Najprawdopodobniej pierwszy na świecie zakaz sprzedaży wody w butelkach wprowadziło miasteczko w australijskim stanie Nowa Południowa Walia - powiadomił w środę serwis internetowy BBC. Celem jest ochrona środowiska. Za wprowadzeniem zakazu niemal jednomyślnie opowiedziała się społeczność Bundanoon, położonego około 120 km na południowy-zachód od Sydney.

Na głosowanie w ratuszu stawiło się ponad 350 osób spośród około 2,5 tysiąca mieszkańców miasta. Tylko jedna opowiedziała się przeciwko zakazowi.

Pomysłodawcy inicjatywy argumentują, że wydobywanie, pakowanie i transportowanie butelkowanej wody stanowi niepotrzebne marnotrawstwo zasobów naturalnych. Zwracają również uwagę na ilość odpadów, która w związku z tym powstaje.

Na poparcie swoich tez podają przykład producenta napojów, który zamierzał wydobywać wodę w okolicy Bundanoon, butelkować ją w Sydney, a następnie przywozić z powrotem. Ten przypadek uświadomił ludziom, jaki wpływ na środowisko ma butelkowana woda - powiedział John Dee, jeden z organizatorów kampanii na rzecz zakazu.

Od września w sklepach w Bundanoon zamiast butelkowanej wody będą sprzedawane puste butelki, przeznaczone do wielokrotnego użytku. Będzie je można napełnić wodą z wyposażonych w filtry źródełek, zlokalizowanych przy głównych ulicach miasteczka.

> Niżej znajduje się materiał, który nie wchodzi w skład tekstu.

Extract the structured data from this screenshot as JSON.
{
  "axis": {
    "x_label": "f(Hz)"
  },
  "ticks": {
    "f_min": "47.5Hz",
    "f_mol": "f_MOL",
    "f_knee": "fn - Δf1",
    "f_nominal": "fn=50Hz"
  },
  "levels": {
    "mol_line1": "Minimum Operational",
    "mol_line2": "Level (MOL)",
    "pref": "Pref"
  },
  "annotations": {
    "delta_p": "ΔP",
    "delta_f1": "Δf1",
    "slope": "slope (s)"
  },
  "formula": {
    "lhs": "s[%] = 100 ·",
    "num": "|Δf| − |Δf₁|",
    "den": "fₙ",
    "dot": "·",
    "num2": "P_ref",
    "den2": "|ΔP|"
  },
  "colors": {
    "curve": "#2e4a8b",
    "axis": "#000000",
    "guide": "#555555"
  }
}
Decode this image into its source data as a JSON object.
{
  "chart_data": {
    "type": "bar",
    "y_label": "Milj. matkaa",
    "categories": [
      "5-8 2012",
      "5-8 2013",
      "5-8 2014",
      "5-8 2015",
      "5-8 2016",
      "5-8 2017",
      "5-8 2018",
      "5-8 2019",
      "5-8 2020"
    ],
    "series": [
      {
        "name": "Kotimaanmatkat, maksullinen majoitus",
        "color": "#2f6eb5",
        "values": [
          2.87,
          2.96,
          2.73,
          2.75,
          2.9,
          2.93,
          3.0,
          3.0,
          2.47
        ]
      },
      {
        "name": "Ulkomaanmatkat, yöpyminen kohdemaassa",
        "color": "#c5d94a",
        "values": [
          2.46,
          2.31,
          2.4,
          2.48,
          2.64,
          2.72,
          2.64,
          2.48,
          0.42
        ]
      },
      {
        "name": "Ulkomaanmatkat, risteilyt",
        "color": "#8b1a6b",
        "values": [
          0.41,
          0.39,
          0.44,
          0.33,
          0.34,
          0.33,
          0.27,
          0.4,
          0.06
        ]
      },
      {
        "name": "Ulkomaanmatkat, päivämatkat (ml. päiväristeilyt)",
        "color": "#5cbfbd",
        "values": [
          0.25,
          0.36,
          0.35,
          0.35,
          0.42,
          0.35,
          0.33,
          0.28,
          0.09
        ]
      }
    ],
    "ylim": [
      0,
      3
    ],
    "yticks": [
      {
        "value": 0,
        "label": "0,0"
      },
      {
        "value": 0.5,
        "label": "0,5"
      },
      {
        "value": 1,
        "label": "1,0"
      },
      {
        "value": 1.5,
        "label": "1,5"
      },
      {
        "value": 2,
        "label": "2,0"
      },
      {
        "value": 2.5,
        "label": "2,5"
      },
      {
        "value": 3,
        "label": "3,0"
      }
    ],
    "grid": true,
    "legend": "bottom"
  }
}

Miejscowi sklepikarze poparli ten projekt, choć jeden z nich powiedział agencji Bloomberga, że z powodu wycofania z asortymentu butelkowanej wody straci 1,6 tysiąca dolarów australijskich (około 4 tysiące złotych) rocznie.

Natomiast dyrektor Australijskiego Instytutu Wody Butelkowanej Geoff Parker na łamach dziennika "Sydney Morning Herald" skrytykował zakaz za ograniczanie konsumentom wyboru. Jak zauważył, wpływ na środowisko butelki wody wytwarzanej w okolicy rynku zbytu jest znacznie mniejszy, niż takich importowanych produktów jak puszka pomidorów, butelka szampana czy ser.